Induction of DNA damage and colonogenic cell survival assays
500 cells/well were plated in six replicates onto 6-well plates. Media from cells was aspirated 24 h after plating and cells were exposed to UV using a Spectrolinker XL-1500 UV cross-linker (Spectroline, Westbury, NY). Fresh media was added and colonies were grown for 14 days. Media was aspirated and plates stained with Crystal Violet (Sigma). Colonies with >100 cells were counted. For each condition, cell viability of untreated cells was defined at 100%.

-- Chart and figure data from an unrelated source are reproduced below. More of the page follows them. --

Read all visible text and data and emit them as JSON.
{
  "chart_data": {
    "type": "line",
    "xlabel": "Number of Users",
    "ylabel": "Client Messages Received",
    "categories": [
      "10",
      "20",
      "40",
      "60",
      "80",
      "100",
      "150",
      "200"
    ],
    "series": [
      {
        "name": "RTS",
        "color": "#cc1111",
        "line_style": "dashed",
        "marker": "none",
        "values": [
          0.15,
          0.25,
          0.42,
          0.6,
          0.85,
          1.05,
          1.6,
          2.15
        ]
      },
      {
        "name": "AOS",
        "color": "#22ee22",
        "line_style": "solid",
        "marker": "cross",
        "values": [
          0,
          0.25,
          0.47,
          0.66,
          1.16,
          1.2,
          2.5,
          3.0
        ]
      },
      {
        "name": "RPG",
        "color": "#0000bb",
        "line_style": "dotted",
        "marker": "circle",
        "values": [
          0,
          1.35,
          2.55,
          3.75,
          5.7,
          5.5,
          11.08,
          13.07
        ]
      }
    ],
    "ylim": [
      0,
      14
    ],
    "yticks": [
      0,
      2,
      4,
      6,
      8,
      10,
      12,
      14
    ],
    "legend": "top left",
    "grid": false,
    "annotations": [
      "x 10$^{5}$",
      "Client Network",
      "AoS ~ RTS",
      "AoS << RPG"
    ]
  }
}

Mass spectrometry analysis
After immunoprecipitation and washings with lysis buffer and detergent-free buffer (100 mM Tris HCl pH 8.5), FLAG-tagged proteins were eluted with acetonitrile/formic acid 1% (ratio 1:1). The eluate was dried (Speedvac, Thermo Scientific) and resupended in 300 µl buffer containing 1 M urea, 100 mM ammonium bicarbonate pH 8.0, 5 mM DTT (Sigma-Aldrich), and 0.01% RapiGest (Waters, Milford, MA). 5% of eluate was processed by SDS-PAGE on 4–12% gradient gels and silver stained. The remainder was alkylated in the dark for 60 min at 30°C in 15 mM chloroacetamide (Sigma-Aldrich). Samples were digested overnight at 37°C with 3.75 µg/ml of mass-spectrometry-grade Trypsin (Promega; Madison, WI). Samples were acidified to pH 3 (trifluoroacetic acid; Sigma-Aldrich) and centrifuged at 17,000 g for 5 min to remove RapiGest. Supernatant was bound to c18 columns (Harvard Apparatus; Holliston, MA) washed with 0.1% TFA and eluted with 60% acetonitrile and 0.1% TFA. Samples were run on a Thermo Scientific Orbitrap Classic. RAW files were analysed with MaxQuant and interaction heatmaps were generated in R (R-project).
Acknowledgements
We thank Christophe Lachaud and Meghan Slean for assistance with performing the laser stripe experiments and clonogenic survival assays, Lionel Pintard for valuable discussions and support. We acknowledge the technical support of the MRC Protein Phosphorylation and Ubiquitylation Unit, the DNA Sequencing Service (coordinated by Nicholas Helps), the cloning team (coordinated by Rachel Toth and Mark Peggie), the Protein Purification Team (coordinated by Axel Knebel) and the Antibody Production Team (coordinated by Hilary McLauchlan and James Hastie).
Footnotes
Author contributions
M.J.K., Y.T. and R.M. performed experiments; A.K. purified proteins; N.T.W. performed DNA cloning; M.J.K., Y.T. and T.K. analysed the data; M.J.K., Y.T. and T.K. designed experiments; M.J.K., Y.T. and T.K. wrote the manuscript; T.K. conceived and supervised the project.
Funding
This work was supported by the Medical Research Council (grant number MC_UU_12016/7), a European Research Council Starting Investigator Grant [grant number STG-243019 to T.K.], as well as the pharmaceutical companies supporting the Division of Signal Transduction Therapy Unit (AstraZeneca, Boehringer-Ingelheim, GlaxoSmithKline, Merck, Janssen Pharmaceutica and Pfizer). Deposited in PMC for immediate release.
References
Competing interests
The authors declare no competing or financial interests.